Good to talk to you earlier! We can answer your tongue question more here. The toungue is made of a set of muscles so that we can move and sense things by touch and taste. It has multiple muscles that anchor it in place from the base of the tongue (extrinsic muscles), letting us move it up and down, left and right, and front to back. Then there are another set of muscles (intrinsic) within the toungue that let us make it bigger and softer, or smaller and tenser, and generally to control movement within the toungue – like if you roll the tip back.
So the main part of the tongue is muscle and on the lining are taste cells and sense nerves. There are special cells that have special hairs protruding from them that interact with the food and our siliva. This sets off a sensory and chemical reaction that the taste cell then communicates to nerve cells that send the message of taste to your brain. At which point we comment “yum!”.
I work on parasites and there is only particular fish parasite infamous for it’s tounge-related behaviour. It’s called Cymothoa exigua, basically a small sea insect. It swims into the gills of fish and eventually lodges at the tounge base muscles. It starts eating the tounge, and gradually grows to replace it. In fact, it replaces the entire tounge! And of course we all need our tounge for taste/swallowing/sensing, so the fish now use the parasite sea insect as their tounge. See below for a picture of it!

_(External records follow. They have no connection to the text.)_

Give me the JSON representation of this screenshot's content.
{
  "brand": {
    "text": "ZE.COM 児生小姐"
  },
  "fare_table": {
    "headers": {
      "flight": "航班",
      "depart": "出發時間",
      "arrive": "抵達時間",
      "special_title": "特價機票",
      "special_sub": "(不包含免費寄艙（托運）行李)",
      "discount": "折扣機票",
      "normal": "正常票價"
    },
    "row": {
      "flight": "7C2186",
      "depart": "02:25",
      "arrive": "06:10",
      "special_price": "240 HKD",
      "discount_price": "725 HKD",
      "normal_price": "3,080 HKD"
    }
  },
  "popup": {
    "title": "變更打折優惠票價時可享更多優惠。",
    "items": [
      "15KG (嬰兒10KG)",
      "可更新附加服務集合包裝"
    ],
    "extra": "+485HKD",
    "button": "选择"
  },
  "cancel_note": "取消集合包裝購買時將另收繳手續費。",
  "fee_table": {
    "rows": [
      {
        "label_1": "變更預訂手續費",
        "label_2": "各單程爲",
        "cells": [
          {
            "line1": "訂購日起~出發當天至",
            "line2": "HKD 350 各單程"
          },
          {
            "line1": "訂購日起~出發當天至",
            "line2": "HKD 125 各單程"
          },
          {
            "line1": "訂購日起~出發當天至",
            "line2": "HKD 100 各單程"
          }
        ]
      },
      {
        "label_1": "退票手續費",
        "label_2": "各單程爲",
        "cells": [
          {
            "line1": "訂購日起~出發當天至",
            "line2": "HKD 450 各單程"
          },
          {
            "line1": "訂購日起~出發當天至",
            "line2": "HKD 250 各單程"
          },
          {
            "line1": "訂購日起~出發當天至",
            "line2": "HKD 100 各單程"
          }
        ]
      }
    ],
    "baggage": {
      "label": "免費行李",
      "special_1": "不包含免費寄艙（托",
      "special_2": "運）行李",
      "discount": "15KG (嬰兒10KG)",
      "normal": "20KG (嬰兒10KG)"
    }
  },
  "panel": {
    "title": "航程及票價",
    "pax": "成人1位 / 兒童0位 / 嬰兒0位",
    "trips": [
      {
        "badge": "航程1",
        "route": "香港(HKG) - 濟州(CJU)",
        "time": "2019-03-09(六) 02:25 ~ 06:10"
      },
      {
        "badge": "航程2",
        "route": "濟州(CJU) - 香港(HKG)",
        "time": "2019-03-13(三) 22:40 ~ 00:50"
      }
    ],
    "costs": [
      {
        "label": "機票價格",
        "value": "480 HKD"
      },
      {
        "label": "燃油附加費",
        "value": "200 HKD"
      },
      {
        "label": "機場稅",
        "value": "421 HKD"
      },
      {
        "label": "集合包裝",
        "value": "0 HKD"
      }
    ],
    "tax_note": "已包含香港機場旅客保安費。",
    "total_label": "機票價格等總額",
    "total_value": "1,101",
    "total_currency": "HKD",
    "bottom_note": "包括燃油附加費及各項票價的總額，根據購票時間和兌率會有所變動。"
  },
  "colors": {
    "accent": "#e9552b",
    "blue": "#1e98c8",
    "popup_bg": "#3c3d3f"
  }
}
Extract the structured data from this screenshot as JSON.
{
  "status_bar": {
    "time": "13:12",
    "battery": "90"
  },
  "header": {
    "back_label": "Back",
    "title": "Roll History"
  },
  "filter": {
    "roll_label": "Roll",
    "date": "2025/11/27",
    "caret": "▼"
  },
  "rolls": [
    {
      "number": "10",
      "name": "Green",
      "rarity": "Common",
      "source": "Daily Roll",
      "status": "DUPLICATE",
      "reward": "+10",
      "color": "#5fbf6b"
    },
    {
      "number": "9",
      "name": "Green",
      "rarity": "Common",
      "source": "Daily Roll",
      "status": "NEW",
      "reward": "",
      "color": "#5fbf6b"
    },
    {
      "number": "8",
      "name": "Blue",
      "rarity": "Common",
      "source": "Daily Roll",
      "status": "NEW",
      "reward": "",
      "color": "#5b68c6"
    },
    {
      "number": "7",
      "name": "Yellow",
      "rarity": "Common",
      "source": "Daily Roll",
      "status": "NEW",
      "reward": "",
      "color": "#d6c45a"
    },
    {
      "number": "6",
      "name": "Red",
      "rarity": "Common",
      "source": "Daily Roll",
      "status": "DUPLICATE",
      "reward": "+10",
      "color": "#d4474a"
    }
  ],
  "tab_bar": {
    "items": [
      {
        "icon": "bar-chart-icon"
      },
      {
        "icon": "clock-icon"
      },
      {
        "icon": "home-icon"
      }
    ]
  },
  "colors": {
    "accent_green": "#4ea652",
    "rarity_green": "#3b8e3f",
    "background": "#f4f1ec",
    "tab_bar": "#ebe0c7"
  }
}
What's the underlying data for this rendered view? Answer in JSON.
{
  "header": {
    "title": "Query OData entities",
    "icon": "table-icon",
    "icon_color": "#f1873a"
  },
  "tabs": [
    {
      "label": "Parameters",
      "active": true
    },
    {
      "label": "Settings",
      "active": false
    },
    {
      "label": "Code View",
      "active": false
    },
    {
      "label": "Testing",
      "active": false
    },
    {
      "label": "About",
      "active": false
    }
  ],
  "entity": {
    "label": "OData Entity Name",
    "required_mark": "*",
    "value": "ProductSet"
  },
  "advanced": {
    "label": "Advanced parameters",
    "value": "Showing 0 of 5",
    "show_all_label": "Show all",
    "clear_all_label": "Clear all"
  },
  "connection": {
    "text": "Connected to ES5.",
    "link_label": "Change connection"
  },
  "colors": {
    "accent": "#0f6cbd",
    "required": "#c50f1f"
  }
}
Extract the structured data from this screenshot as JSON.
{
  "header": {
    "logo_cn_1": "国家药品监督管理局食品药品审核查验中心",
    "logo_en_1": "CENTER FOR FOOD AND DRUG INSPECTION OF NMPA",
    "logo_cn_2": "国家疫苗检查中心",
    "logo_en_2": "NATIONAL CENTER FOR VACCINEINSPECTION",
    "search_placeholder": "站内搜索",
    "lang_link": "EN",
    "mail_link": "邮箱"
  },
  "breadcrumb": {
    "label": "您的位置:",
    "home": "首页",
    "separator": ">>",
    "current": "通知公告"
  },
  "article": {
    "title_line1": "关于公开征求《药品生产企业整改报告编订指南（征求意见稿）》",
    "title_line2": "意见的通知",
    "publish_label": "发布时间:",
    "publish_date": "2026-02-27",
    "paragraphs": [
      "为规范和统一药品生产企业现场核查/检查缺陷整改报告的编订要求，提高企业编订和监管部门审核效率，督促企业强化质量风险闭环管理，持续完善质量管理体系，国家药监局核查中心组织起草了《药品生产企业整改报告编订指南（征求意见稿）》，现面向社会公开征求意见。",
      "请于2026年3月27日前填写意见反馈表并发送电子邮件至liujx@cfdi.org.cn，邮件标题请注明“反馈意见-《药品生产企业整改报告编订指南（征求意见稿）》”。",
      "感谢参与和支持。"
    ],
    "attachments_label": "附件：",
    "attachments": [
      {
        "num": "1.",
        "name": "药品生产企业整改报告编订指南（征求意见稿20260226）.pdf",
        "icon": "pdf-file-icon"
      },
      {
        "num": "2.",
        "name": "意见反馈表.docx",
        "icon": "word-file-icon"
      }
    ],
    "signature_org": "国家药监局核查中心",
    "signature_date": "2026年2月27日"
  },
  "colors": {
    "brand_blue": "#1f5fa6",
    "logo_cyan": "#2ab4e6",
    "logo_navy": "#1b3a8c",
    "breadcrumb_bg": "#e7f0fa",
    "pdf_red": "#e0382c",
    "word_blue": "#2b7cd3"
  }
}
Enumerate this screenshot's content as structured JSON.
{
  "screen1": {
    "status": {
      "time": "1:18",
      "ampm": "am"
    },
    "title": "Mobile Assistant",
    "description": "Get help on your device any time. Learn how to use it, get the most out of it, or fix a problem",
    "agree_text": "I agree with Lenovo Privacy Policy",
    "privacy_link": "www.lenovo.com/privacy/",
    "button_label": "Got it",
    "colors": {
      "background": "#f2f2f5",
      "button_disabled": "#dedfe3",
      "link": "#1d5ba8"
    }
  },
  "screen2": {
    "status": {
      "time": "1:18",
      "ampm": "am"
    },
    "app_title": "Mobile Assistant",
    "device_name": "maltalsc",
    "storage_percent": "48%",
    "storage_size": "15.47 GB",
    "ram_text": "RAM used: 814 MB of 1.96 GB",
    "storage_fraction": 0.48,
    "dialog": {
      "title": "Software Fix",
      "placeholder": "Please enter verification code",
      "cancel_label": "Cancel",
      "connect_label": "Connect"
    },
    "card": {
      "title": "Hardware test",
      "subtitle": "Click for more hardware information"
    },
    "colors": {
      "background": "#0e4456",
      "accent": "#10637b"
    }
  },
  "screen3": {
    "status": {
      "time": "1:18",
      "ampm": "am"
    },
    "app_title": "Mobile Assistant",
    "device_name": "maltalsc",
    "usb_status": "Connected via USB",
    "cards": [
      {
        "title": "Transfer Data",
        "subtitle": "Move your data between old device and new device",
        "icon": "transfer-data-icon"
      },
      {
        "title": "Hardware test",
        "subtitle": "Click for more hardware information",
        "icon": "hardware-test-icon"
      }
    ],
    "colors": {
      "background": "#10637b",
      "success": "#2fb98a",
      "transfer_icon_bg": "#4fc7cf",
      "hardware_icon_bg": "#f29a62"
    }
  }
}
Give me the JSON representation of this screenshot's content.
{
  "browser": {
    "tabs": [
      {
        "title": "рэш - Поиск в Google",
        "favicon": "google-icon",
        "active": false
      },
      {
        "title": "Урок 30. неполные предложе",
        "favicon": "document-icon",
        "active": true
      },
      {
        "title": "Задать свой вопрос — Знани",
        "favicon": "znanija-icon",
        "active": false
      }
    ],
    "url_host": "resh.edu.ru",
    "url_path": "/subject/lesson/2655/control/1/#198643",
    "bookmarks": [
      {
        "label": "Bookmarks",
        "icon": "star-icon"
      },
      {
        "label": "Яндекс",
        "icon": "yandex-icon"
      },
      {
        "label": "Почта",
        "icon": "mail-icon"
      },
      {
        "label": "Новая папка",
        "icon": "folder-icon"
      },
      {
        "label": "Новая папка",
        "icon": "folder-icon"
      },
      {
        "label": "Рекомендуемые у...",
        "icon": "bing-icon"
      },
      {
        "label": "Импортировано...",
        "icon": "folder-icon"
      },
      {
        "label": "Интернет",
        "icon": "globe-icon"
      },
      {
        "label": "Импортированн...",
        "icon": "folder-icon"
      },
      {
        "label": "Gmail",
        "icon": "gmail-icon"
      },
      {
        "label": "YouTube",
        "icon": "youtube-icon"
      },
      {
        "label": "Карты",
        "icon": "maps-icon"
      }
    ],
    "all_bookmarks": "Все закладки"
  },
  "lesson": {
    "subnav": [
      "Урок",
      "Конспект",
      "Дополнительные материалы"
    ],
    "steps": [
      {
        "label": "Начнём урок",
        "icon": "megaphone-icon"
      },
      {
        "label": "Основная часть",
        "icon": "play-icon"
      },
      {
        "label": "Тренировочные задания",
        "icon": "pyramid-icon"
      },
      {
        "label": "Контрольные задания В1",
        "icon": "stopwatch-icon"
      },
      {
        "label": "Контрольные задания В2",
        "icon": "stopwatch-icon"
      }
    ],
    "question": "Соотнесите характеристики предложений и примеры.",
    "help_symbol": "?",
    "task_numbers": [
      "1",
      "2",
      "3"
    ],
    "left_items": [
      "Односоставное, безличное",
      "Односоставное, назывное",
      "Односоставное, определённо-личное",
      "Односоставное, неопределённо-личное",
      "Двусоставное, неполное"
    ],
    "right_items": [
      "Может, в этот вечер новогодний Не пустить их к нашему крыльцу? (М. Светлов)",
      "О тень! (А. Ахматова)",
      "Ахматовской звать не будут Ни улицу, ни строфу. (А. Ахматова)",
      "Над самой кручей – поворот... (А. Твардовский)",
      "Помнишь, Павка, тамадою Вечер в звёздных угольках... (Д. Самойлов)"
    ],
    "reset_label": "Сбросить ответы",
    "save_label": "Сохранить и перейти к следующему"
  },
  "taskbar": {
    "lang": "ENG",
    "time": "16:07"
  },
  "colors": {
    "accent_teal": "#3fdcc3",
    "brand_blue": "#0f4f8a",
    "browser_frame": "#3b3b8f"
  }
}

The interesting thing about the tongue is that is is the only muscle in the body that is only attached at one end. All the other muscles are attached to something at both ends and so allow us to move. The average human tongue is about 10cm long.
The little round things on your tongue are your taste buds. That whole thing about you tasting different things in different areas is nonsense I’m afraid. There’s an easy way to see you taste buds: eat a lolly that changes the colour of your tongue. The skin on your tongue will change colour but the the taste buds will still be pink.